For the Love of the Sutras

Attributed to Patanjali, the Yoga Sutras were compiled a few hundred years before the Common Era and are essentially the bible of yoga. I love them, because they are old yet still apply to the modern world. I love that they are succinct and specific. I love the feeling I get when I chant them, and I love that my life has changed for the better because of them. I am in awe of the sutras, and they inspire me.

My teacher A.G. Mohan, a student of the late great father of modern yoga Krishnamacharya, instilled in me a deep sense of appreciation for each and every word of each and every sutra. In Sanskrit, sutra means string or thread. Imagine a tapestry like the ones hanging at the Metropolitan Museum of Art or at the Vatican. If you stand too close, you can’t see the entire picture. If you stand too far away, you can’t see the individual stitches. It is like this with the sutras. We need to get close enough to see each sutra for what it is, understand what each word means in context, how the sutra relates to the one that came before and how it flows into the one that comes next, so that we can step away and understand the sutras as a complete system.

What then is this system of yoga? It is psychology, philosophy, even religion if you want it to be.
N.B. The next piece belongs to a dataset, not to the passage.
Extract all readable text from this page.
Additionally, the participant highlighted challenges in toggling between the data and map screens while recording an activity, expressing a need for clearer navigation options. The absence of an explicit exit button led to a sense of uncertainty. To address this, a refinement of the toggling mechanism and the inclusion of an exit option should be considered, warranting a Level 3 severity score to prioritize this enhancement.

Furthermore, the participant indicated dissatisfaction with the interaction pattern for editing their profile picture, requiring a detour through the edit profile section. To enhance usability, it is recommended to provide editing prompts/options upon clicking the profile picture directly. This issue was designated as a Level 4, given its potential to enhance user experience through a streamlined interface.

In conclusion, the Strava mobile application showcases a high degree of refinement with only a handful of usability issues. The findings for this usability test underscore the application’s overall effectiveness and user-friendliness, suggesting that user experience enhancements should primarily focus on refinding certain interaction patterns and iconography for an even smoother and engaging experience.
Yoga is an internal, personal investigation into the mind in terms of what is true, what is real, and what is the purpose of a human existence. It is a deep dive into the age-old question, “What is the meaning of life?” And the first four sutras give us the answer:

Atha yoga anushasanam
Yogash chitta vritti nirodhah
Tada drashtuh svarupe avasthanam
Vritti sarupyam itaratra

Patanjali vows that now, based on personal, transcendental experiences studying and following scriptures, the teachings of yoga will begin. Yoga is the control of the activities of the field of the mind. Then, in that moment of control, the Self is realized and we stand in our true nature. This is Self-realization and our true nature is peace. At other times, when not in that state, we stand in our thoughts and so it appears that we are our thoughts.

That’s it. That is the entire point of the text – to keep the mind under control. When we are able to keep a thought of our choosing in our mind and allow it to be there continuously, we have full control over our internal state. This creates our reality, which in turn dictates the quality and meaning of our life.

Think about it. Our reality is not the web of tangled thoughts that constantly whirl through our heads like, “Should I buy another pair of yoga pants? Will I ever be able to do a handstand? Should I call her back and repeat myself because I am not sure if I made myself clear? What time is that meeting? Will I be able to get to my son’s school on time for pick up? Where should we go on our next date night? Speaking of dates, do I have enough for my smoothie in the morning?”

Do you see what I am talking about? If that was all there was to life, then the Yoga Sutras would not have survived all of these years. When I actively choose the thought to have in my mind, like “I am love,” and keep that thought there, I stand in my true nature. I am not, in that moment, mistaking my Self for those thoughts.

While it sounds simple, it is not easy and, in 192 more sutras, Patanjali offers a systematic method for controlling the activities of the mind. We learn about what kinds of thoughts we have, strategies that will help us to focus our minds, how to attain more subtle levels of understanding of our minds and the powers we attain from this kind of focus, and ultimately how to become completely free.

This is why I love the sutras, and I believe that we are incredibly lucky that such a profound system has survived through the ages. Peace is possible in this life, and Patanjali has given us a path to follow.